Better experience in portrait mode.
Iklan - Geser ke atas untuk melanjutkan

PBHI Sebut Denda Administratif Bagi Penolak Vaksin Langgar HAM

PBHI Sebut Denda Administratif Bagi Penolak Vaksin Langgar HAM Warga lansia ikuti vaksinasi Covid-19. ©2021 Merdeka.com/Iqbal Nugroho

Merdeka.com - Sekjen Perhimpunan Bantuan Hukum dan Hak Asasi Manusia Indonesia (PBHI) Julius Ibrani menilai adanya sanksi denda administratif bagi masyarakat yang menolak vaksinasi tidaklah tepat. Karena tidak sejalan dengan penerapan aturan-aturan pemerintah yang sebelumnya kerap memberikan toleransi.

Sanksi administratif itu tertulis dalam Perpres No.14 tahun 2021 Perubahan Atas Perpres No. 99 Tahun 2020 tentang Pengadaan Vaksin dan Pelaksanaan Vaksinasi dalam Penanggulangan Pandemi Corona Virus Disease 2019 (Covid-19).

Padahal, lanjutnya, selama ini aturan yang dijalankan pemerintah tidak pernah menerapkan pemaksaan secara total, dan selalu memberikan pilihan dengan beragam batasan bagi masyarakat

Orang lain juga bertanya?

"Artinya ada pilihan di situ karena mekanisme batasan, konkretnya orang masih boleh ngumpul, asal 25 persen, asal 50 persen orang masih boleh ketemu asal makai masker, hand sanitizer, jaga jarak gitu. Nah ini dasar pijakan dari pemerintah yang atas dasar kebijakan apapun batasan yang memberikan pilihan filosofisnya seperti itu secara hukum," kata Julius saat dihubungi merdeka.com, Rabu (24/2).

Hal itu karena pemerintah, tidak pernah melakukan pemaksaan sebagaimana pemberlakuan lockdown yang dilakukan di berbagai negara seperti, Italia, Inggris, Selandia Baru. Sehingga bisa berlaku pembatasan hak bagi masyarakat sesuai Pasal 9 Deklarasi Universal HAM.

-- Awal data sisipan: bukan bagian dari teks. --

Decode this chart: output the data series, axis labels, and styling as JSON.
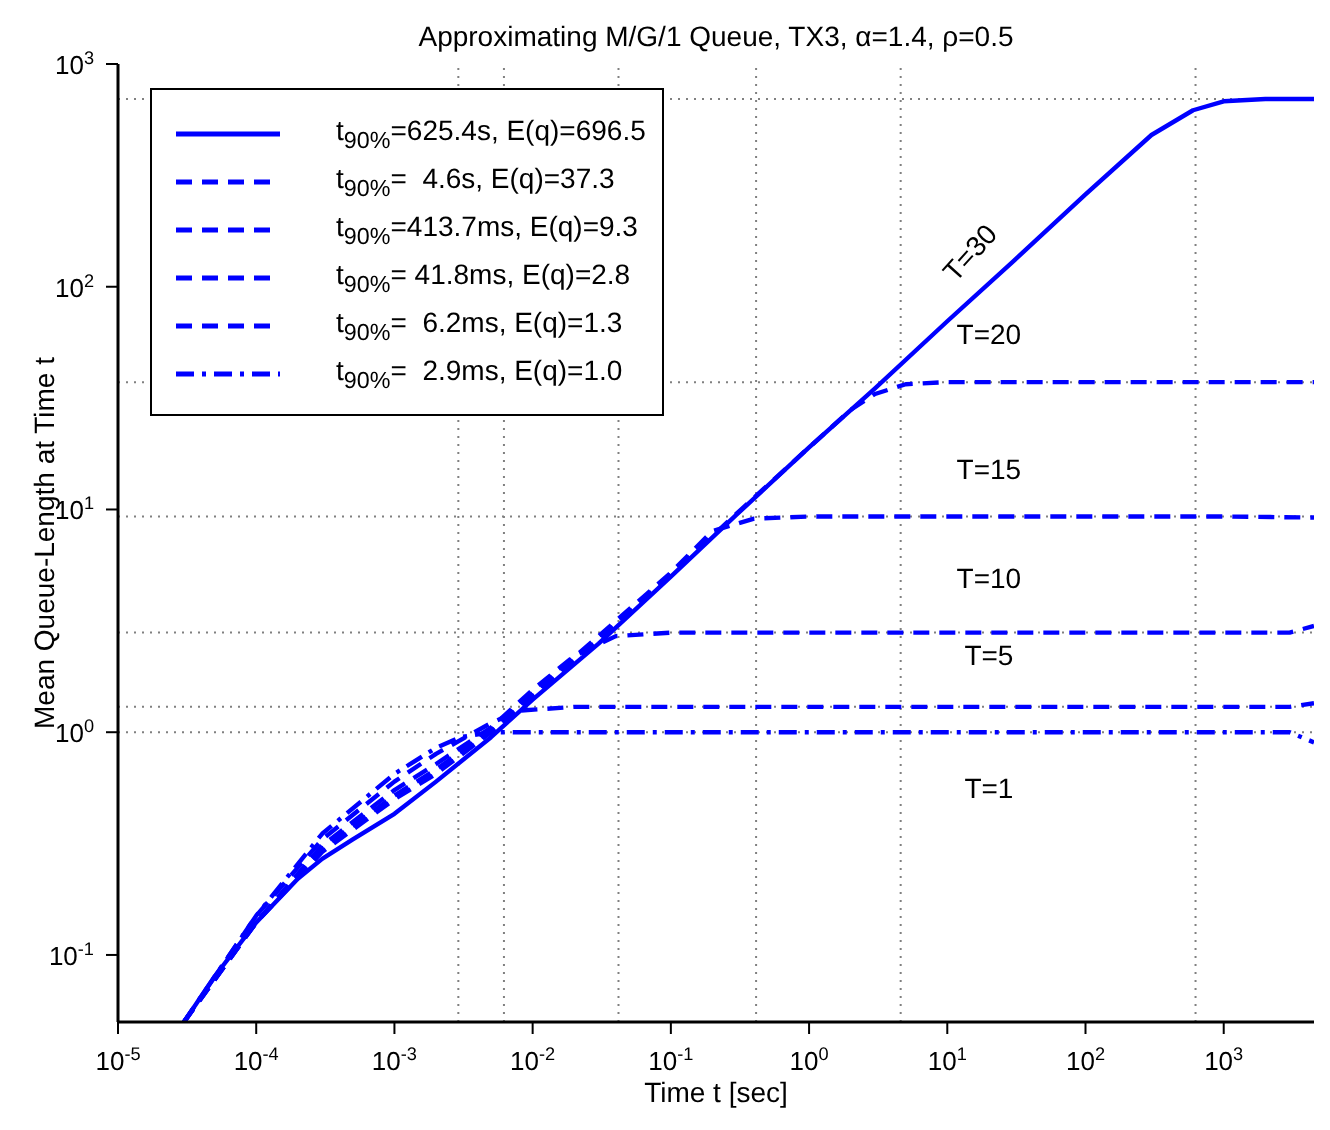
{
  "chart_data": {
    "type": "line",
    "title": "Approximating M/G/1 Queue, TX3, α=1.4, ρ=0.5",
    "xlabel": "Time t [sec]",
    "ylabel": "Mean Queue-Length at Time t",
    "log": "xy",
    "xlim": [
      1e-05,
      4500
    ],
    "ylim": [
      0.05,
      1000
    ],
    "xticks": [
      {
        "value": 1e-05,
        "label": "10$^{-5}$"
      },
      {
        "value": 0.0001,
        "label": "10$^{-4}$"
      },
      {
        "value": 0.001,
        "label": "10$^{-3}$"
      },
      {
        "value": 0.01,
        "label": "10$^{-2}$"
      },
      {
        "value": 0.1,
        "label": "10$^{-1}$"
      },
      {
        "value": 1,
        "label": "10$^{0}$"
      },
      {
        "value": 10,
        "label": "10$^{1}$"
      },
      {
        "value": 100,
        "label": "10$^{2}$"
      },
      {
        "value": 1000,
        "label": "10$^{3}$"
      }
    ],
    "yticks": [
      {
        "value": 0.1,
        "label": "10$^{-1}$"
      },
      {
        "value": 1,
        "label": "10$^{0}$"
      },
      {
        "value": 10,
        "label": "10$^{1}$"
      },
      {
        "value": 100,
        "label": "10$^{2}$"
      },
      {
        "value": 1000,
        "label": "10$^{3}$"
      }
    ],
    "legend": "top left",
    "marker": "none",
    "series": [
      {
        "name": "t$_{90%}$=625.4s, E(q)=696.5",
        "color": "#0000ff",
        "line_style": "solid",
        "x": [
          3e-05,
          5e-05,
          0.0001,
          0.0002,
          0.0003,
          0.0005,
          0.001,
          0.002,
          0.005,
          0.01,
          0.03,
          0.1,
          0.3,
          1,
          3,
          10,
          30,
          100,
          300,
          600,
          1000,
          2000,
          4500
        ],
        "values": [
          0.05,
          0.08,
          0.14,
          0.22,
          0.27,
          0.33,
          0.43,
          0.6,
          0.95,
          1.4,
          2.5,
          5,
          9.5,
          19,
          35,
          70,
          130,
          260,
          480,
          620,
          680,
          696,
          696.5
        ]
      },
      {
        "name": "t$_{90%}$=  4.6s, E(q)=37.3",
        "color": "#0000ff",
        "line_style": "dashed",
        "x": [
          3e-05,
          0.0001,
          0.0003,
          0.001,
          0.002,
          0.005,
          0.01,
          0.03,
          0.1,
          0.3,
          1,
          2,
          3,
          5,
          10,
          100,
          1000,
          4500
        ],
        "values": [
          0.05,
          0.14,
          0.29,
          0.5,
          0.65,
          1,
          1.45,
          2.6,
          5.1,
          9.6,
          19,
          28,
          33,
          36.5,
          37.3,
          37.3,
          37.3,
          37.3
        ]
      },
      {
        "name": "t$_{90%}$=413.7ms, E(q)=9.3",
        "color": "#0000ff",
        "line_style": "dashed",
        "x": [
          3e-05,
          0.0001,
          0.0003,
          0.001,
          0.002,
          0.005,
          0.01,
          0.03,
          0.1,
          0.2,
          0.4,
          1,
          10,
          100,
          1000,
          4500
        ],
        "values": [
          0.05,
          0.14,
          0.3,
          0.52,
          0.68,
          1.02,
          1.5,
          2.7,
          5.2,
          8,
          9.1,
          9.3,
          9.3,
          9.3,
          9.3,
          9.2
        ]
      },
      {
        "name": "t$_{90%}$= 41.8ms, E(q)=2.8",
        "color": "#0000ff",
        "line_style": "dashed",
        "x": [
          3e-05,
          0.0001,
          0.0003,
          0.001,
          0.002,
          0.005,
          0.01,
          0.02,
          0.04,
          0.1,
          1,
          10,
          100,
          1000,
          3000,
          4500
        ],
        "values": [
          0.05,
          0.14,
          0.31,
          0.55,
          0.72,
          1.05,
          1.55,
          2.2,
          2.7,
          2.8,
          2.8,
          2.8,
          2.8,
          2.8,
          2.8,
          3.0
        ]
      },
      {
        "name": "t$_{90%}$=  6.2ms, E(q)=1.3",
        "color": "#0000ff",
        "line_style": "dashed",
        "x": [
          3e-05,
          0.0001,
          0.0003,
          0.001,
          0.002,
          0.005,
          0.008,
          0.02,
          0.1,
          1,
          10,
          100,
          1000,
          3000,
          4500
        ],
        "values": [
          0.05,
          0.15,
          0.33,
          0.6,
          0.8,
          1.1,
          1.25,
          1.3,
          1.3,
          1.3,
          1.3,
          1.3,
          1.3,
          1.3,
          1.35
        ]
      },
      {
        "name": "t$_{90%}$=  2.9ms, E(q)=1.0",
        "color": "#0000ff",
        "line_style": "dashdot",
        "x": [
          3e-05,
          0.0001,
          0.0003,
          0.001,
          0.002,
          0.003,
          0.005,
          0.01,
          0.1,
          1,
          10,
          100,
          1000,
          3000,
          4500
        ],
        "values": [
          0.05,
          0.15,
          0.35,
          0.65,
          0.85,
          0.95,
          1.0,
          1.0,
          1.0,
          1.0,
          1.0,
          1.0,
          1.0,
          1.0,
          0.9
        ]
      }
    ],
    "ref_lines": [
      {
        "axis": "y",
        "value": 696.5,
        "color": "#808080",
        "line_style": "dotted"
      },
      {
        "axis": "y",
        "value": 37.3,
        "color": "#808080",
        "line_style": "dotted"
      },
      {
        "axis": "y",
        "value": 9.3,
        "color": "#808080",
        "line_style": "dotted"
      },
      {
        "axis": "y",
        "value": 2.8,
        "color": "#808080",
        "line_style": "dotted"
      },
      {
        "axis": "y",
        "value": 1.3,
        "color": "#808080",
        "line_style": "dotted"
      },
      {
        "axis": "y",
        "value": 1.0,
        "color": "#808080",
        "line_style": "dotted"
      },
      {
        "axis": "x",
        "value": 625.4,
        "color": "#808080",
        "line_style": "dotted"
      },
      {
        "axis": "x",
        "value": 4.6,
        "color": "#808080",
        "line_style": "dotted"
      },
      {
        "axis": "x",
        "value": 0.4137,
        "color": "#808080",
        "line_style": "dotted"
      },
      {
        "axis": "x",
        "value": 0.0418,
        "color": "#808080",
        "line_style": "dotted"
      },
      {
        "axis": "x",
        "value": 0.0062,
        "color": "#808080",
        "line_style": "dotted"
      },
      {
        "axis": "x",
        "value": 0.0029,
        "color": "#808080",
        "line_style": "dotted"
      }
    ],
    "annotations": [
      "T=30",
      "T=20",
      "T=15",
      "T=10",
      "T=5",
      "T=1"
    ]
  }
}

"Artinya tidak memberikan pilihan apapun bagi rakyat, sehingga berlaku pembatasan HAM bagi rakyat sesuai pasal 9 Deklarasi Universal HAM bahwa pembatasan HAM itu boleh dilakukan untuk yang sifatnya dapat ditunda atau dikurangi dengan mekanisme UU. Nah kita dari awal tidak pernah masuk ke situ," jelasnya.

"Jadinya kebijakan vaksin itu tidak boleh memakai sistem totaliter. Kalau kita dari awal lockdown darurat total tidak boleh ada interaksi, keluar sama sekali, maka vaksin bisa menjadi wajib di situ," sambungnya.

Apalagi, Julius melihat jika selama mengatasi pandemi Covid-19 Pemerintah selalu mendahulukan persoalan ekonomi ketimbang persoalan lainnya. Hal itu membuat adanya inkonsistensi dengan saksi administratif yang dipakai dalam aturan tersebut tanpa memberikan pilihan kepada masyarakat.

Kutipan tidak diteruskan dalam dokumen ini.